Blood clots are naturally derived bioadhesives that adhere to tissues, plug vascular damage and stop bleeding. Their function of hemostasis hinges on their resistance against rupture (toughness). Despite the relevance, fracture mechanics of blood clots remains largely unexplored, particularly the toughness and critical length scales governing clot fracture have not been reported. Here, we study the fracture behavior of human whole blood clots and platelet-poor plasma clots. The fracture energy of whole blood clots and platelet-poor plasma clots determined using modified lap-shear method is 5.90 ± 1.18 J/m² and 0.96 ± 0.90 J/m², respectively. We find that the measured toughness is independent of the specimen geometry and loading conditions. These results reveal an important contribution of blood cells to the clot fracture, as well as the dissipative length scale and nonlinear elastic length scale governing clot fracture. This study will motivate the investigation on blood clot fracture and inspire the development of clot-mimicking bioadhesives.
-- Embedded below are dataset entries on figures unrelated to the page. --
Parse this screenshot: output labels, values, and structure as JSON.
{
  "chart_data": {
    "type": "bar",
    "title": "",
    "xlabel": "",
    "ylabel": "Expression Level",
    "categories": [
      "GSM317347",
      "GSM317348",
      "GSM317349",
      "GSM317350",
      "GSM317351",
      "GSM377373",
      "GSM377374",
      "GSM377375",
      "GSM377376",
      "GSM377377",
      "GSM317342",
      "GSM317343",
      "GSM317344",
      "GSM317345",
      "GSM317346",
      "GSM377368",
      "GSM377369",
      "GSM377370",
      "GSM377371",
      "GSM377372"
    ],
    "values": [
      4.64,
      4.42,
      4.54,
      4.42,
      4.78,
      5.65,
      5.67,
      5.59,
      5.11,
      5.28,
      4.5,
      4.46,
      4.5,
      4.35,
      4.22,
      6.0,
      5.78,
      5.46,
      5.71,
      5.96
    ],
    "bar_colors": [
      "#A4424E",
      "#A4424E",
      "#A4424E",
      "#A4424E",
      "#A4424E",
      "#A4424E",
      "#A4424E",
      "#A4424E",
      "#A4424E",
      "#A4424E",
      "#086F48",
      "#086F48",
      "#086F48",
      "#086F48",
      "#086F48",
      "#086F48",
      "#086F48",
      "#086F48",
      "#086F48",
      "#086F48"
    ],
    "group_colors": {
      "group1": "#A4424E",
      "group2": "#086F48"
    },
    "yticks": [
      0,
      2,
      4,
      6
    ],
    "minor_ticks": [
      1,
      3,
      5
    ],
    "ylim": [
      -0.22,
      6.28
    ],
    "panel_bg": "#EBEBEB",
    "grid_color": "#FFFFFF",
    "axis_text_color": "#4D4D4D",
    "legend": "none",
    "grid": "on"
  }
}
血凝块是天然衍生的生物粘合剂，可粘附在组织上，堵塞血管损伤并止血。它们的止血功能取决于它们对破裂的抵抗力（韧性）。尽管具有相关性，但血凝块的断裂力学在很大程度上仍未得到探索，特别是尚未报道控制血凝块断裂的韧性和临界长度尺度。在这里，我们研究了人类全血凝块和贫血小板血浆凝块的断裂行为。使用改良的搭接剪切法测定的全血凝块和贫血小板血浆凝块的断裂能分别为 5.90 ± 1.18 J/m ²和 0.96 ± 0.90 J/m ²， 分别。我们发现测得的韧性与试样几何形状和加载条件无关。这些结果揭示了血细胞对凝块断裂的重要贡献，以及控制凝块断裂的耗散长度尺度和非线性弹性长度尺度。这项研究将推动对血凝块断裂的研究，并激发血凝块模拟生物粘合剂的发展。